A History of Les Avants
The village of Les Avants was one of the first ski resorts in Switzerland. At the beginning of the 19th century, the resort experienced its initial touristic development with the construction of the first hotels by the Dufour family. This allowed Les Avants to become a fashionable winter sports resort where tourists indulged in novel activities such as skiing, sledding, bobsleigh riding and ice skating.
The village hosted the first Ice Hockey European Championship in 1910.
Les Avants lends its name to the Chemin de fer Les Avants – Sonloup, that was inaugurated in 1901 as the first stretch of the Montreux-Oberland Bernois railway. It connects Montreux to Les Avants and Sonloup. For many years the village was home to the world-famous opera singer Dame Joan Sutherland and her husband, the conductor Richard Bonynge.
Grand Hotel Des Avants
Le Châtelard Academy is housed in a remarkable Belle Epoque building built in 1873-1875 by Jean-Louis Dufour. In its beginnings it was a luxurious hotel called the Grand Hotel des Avants, which through the years was graced with such celebrated guests as Ernest Hemingway. He is said to have written parts of his works A Moveable Feast and A Farewell to Arms within its walls.
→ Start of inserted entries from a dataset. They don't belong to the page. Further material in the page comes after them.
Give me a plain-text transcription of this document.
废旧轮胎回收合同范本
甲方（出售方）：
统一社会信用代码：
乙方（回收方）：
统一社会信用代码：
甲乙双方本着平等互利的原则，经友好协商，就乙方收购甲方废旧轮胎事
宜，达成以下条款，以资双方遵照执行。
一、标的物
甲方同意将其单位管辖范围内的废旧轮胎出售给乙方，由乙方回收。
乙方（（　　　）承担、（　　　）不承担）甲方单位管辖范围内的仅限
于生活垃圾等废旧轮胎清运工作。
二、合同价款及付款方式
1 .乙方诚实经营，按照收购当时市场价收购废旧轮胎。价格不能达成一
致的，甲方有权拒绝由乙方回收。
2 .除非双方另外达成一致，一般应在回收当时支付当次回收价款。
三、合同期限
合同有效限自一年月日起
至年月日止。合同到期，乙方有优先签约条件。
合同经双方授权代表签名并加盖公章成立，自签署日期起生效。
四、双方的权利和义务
The hotel was one of the first ski resorts in Switzerland. It featured all the modern comforts of the time, including hot and cold baths. Records show that in 1877 the hotel remained open all year round, which entails that it was heated in the winter months, which at the time was a rare luxury even in Montreux.
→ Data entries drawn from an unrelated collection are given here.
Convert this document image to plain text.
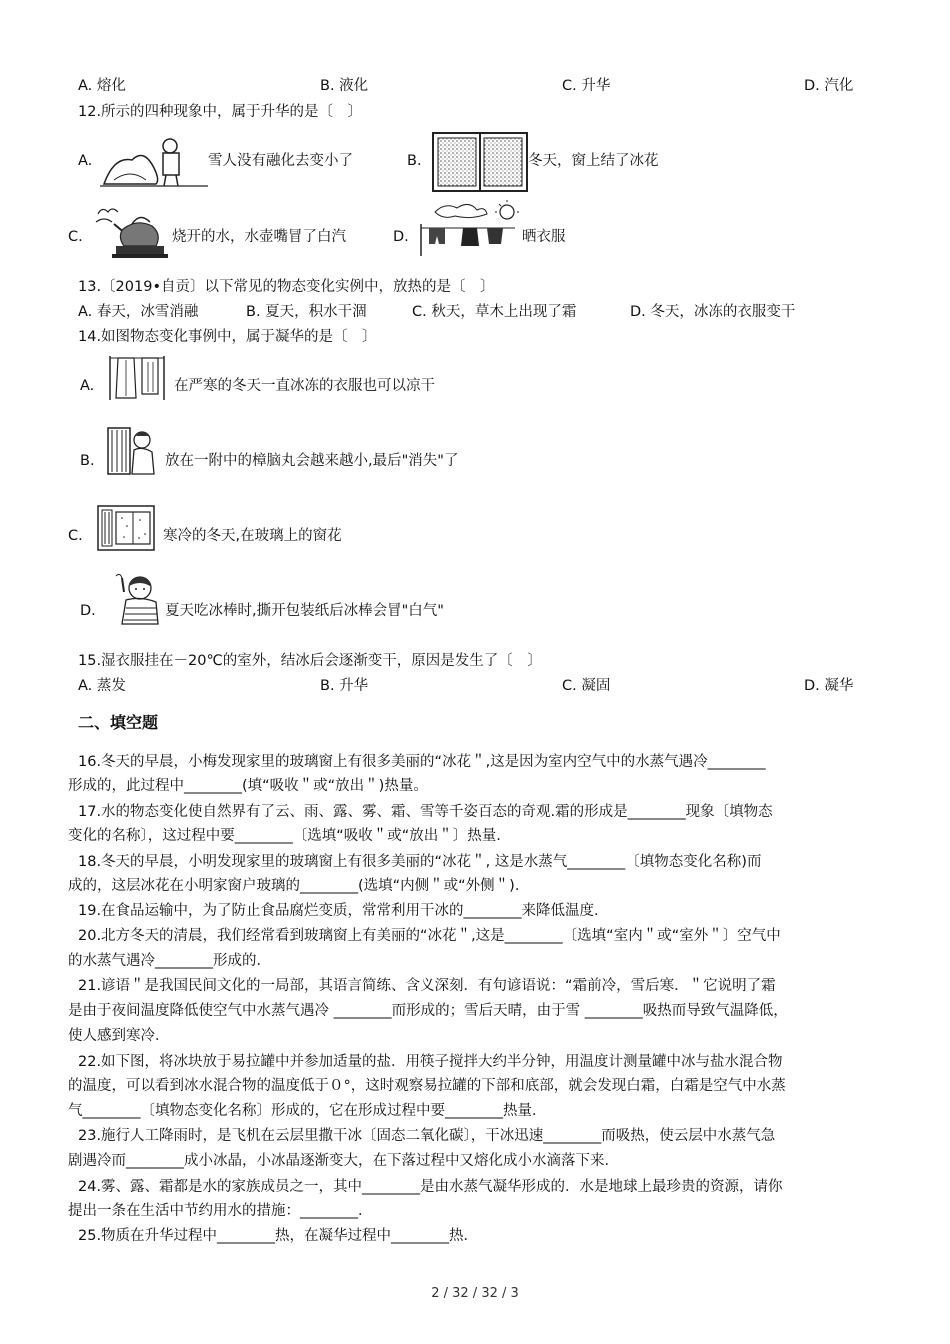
A. 熔化	B. 液化	C. 升华	D. 汽化
12.所示的四种现象中，属于升华的是〔　〕
A.	雪人没有融化去变小了	B.	冬天，窗上结了冰花
C.	烧开的水，水壶嘴冒了白汽	D.	晒衣服
13.〔2019•自贡〕以下常见的物态变化实例中，放热的是〔　〕
A. 春天，冰雪消融	B. 夏天，积水干涸	C. 秋天，草木上出现了霜	D. 冬天，冰冻的衣服变干
14.如图物态变化事例中，属于凝华的是〔　〕
A.	在严寒的冬天一直冰冻的衣服也可以凉干
B.	放在一附中的樟脑丸会越来越小,最后"消失"了
C.	寒冷的冬天,在玻璃上的窗花
D.	夏天吃冰棒时,撕开包装纸后冰棒会冒"白气"
15.湿衣服挂在－20℃的室外，结冰后会逐渐变干，原因是发生了〔　〕
A. 蒸发	B. 升华	C. 凝固	D. 凝华
二、填空题
16.冬天的早晨，小梅发现家里的玻璃窗上有很多美丽的“冰花＂,这是因为室内空气中的水蒸气遇冷________
形成的，此过程中________(填“吸收＂或“放出＂)热量。
17.水的物态变化使自然界有了云、雨、露、雾、霜、雪等千姿百态的奇观.霜的形成是________现象〔填物态
变化的名称〕，这过程中要________〔选填“吸收＂或“放出＂〕热量.
18.冬天的早晨，小明发现家里的玻璃窗上有很多美丽的“冰花＂, 这是水蒸气________〔填物态变化名称)而
成的，这层冰花在小明家窗户玻璃的________(选填“内侧＂或“外侧＂)．
19.在食品运输中，为了防止食品腐烂变质，常常利用干冰的________来降低温度．
20.北方冬天的清晨，我们经常看到玻璃窗上有美丽的“冰花＂,这是________〔选填“室内＂或“室外＂〕空气中
的水蒸气遇冷________形成的．
21.谚语＂是我国民间文化的一局部，其语言简练、含义深刻．有句谚语说：“霜前冷，雪后寒．＂它说明了霜
是由于夜间温度降低使空气中水蒸气遇冷 ________而形成的；雪后天晴，由于雪 ________吸热而导致气温降低，
使人感到寒冷．
22.如下图，将冰块放于易拉罐中并参加适量的盐．用筷子搅拌大约半分钟，用温度计测量罐中冰与盐水混合物
的温度，可以看到冰水混合物的温度低于０°，这时观察易拉罐的下部和底部，就会发现白霜，白霜是空气中水蒸
气________〔填物态变化名称〕形成的，它在形成过程中要________热量．
23.施行人工降雨时，是飞机在云层里撒干冰〔固态二氧化碳〕，干冰迅速________而吸热，使云层中水蒸气急
剧遇冷而________成小冰晶，小冰晶逐渐变大，在下落过程中又熔化成小水滴落下来．
24.雾、露、霜都是水的家族成员之一，其中________是由水蒸气凝华形成的．水是地球上最珍贵的资源，请你
提出一条在生活中节约用水的措施：________．
25.物质在升华过程中________热，在凝华过程中________热．
2 / 32 / 32 / 3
In 1900 through 1911 the Dufour family undertook construction work to enlarge The Grand Hotel to double its size and capacity. They built many other buildings on the surrounding grounds and organized sport competitions in the village. Les Avants became a popular winter resort for the nobility from all around the world.
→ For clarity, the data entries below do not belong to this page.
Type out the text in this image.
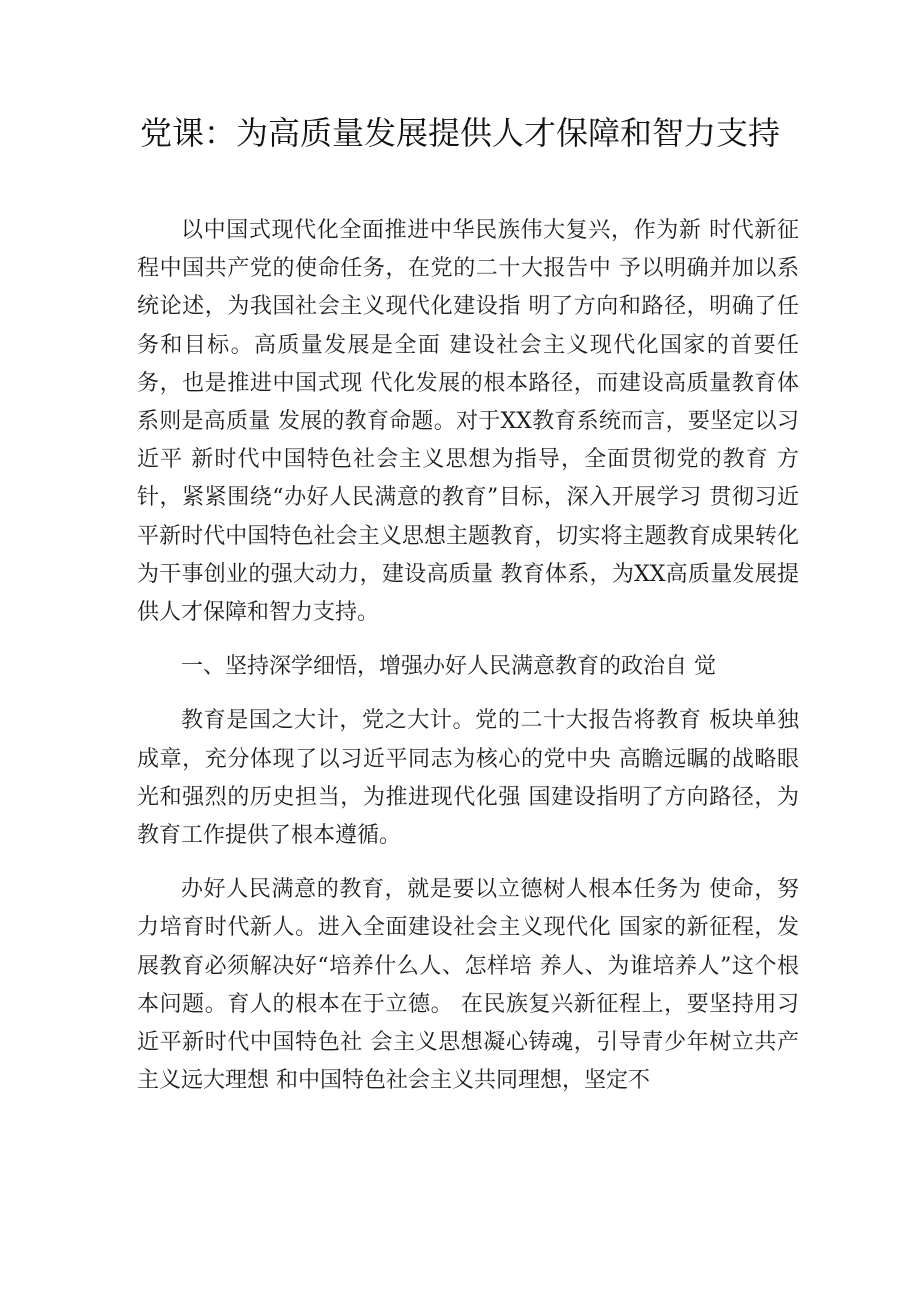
党课：为高质量发展提供人才保障和智力支持

以中国式现代化全面推进中华民族伟大复兴，作为新 时代新征程中国共产党的使命任务，在党的二十大报告中 予以明确并加以系统论述，为我国社会主义现代化建设指 明了方向和路径，明确了任务和目标。高质量发展是全面 建设社会主义现代化国家的首要任务，也是推进中国式现 代化发展的根本路径，而建设高质量教育体系则是高质量 发展的教育命题。对于XX教育系统而言，要坚定以习近平 新时代中国特色社会主义思想为指导，全面贯彻党的教育 方针，紧紧围绕“办好人民满意的教育”目标，深入开展学习 贯彻习近平新时代中国特色社会主义思想主题教育，切实将主题教育成果转化为干事创业的强大动力，建设高质量 教育体系，为XX高质量发展提供人才保障和智力支持。

一、坚持深学细悟，增强办好人民满意教育的政治自 觉

教育是国之大计，党之大计。党的二十大报告将教育 板块单独成章，充分体现了以习近平同志为核心的党中央 高瞻远瞩的战略眼光和强烈的历史担当，为推进现代化强 国建设指明了方向路径，为教育工作提供了根本遵循。

办好人民满意的教育，就是要以立德树人根本任务为 使命，努力培育时代新人。进入全面建设社会主义现代化 国家的新征程，发展教育必须解决好“培养什么人、怎样培 养人、为谁培养人”这个根本问题。育人的根本在于立德。 在民族复兴新征程上，要坚持用习近平新时代中国特色社 会主义思想凝心铸魂，引导青少年树立共产主义远大理想 和中国特色社会主义共同理想，坚定不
The Grand Hotel des Avants closed shortly before the beginning of the Second World War following an economic downturn that swept the whole of the Montreux region, including the town of Les Avants. During the war, the building of the Grand Hotel along with all other hotels in the Riviera region was transformed by the Swiss army into a camp for wounded soldiers and Jewish refugees.
Châtelard School
After the war, the building compound was acquired by Mrs. Dorothy Braginton, an English woman who had kept a boarding school for young women called Châtelard School in Montreux and had decided to move the school to more spacious quarters.
The school was organized according to the English System and attracted students from England as well as from other parts of the world, including among them the future queen of Greece, Queen Anne-Marie. On Christmas of 1975, Châtelard School closed its doors after the English pound lost most of its value due to steep inflation rates.
When Oak International bought the building in 1992, it had been unoccupied for nearly twenty years and was by then mostly in ruins. That same year, Le Châtelard Academy, a boarding school dedicated to teaching French and human values to girls, was born. Ever since then, new life has been breathed into this stately home and every year more and more rooms spring back to life to regain their former splendor as new parts of the building are restored.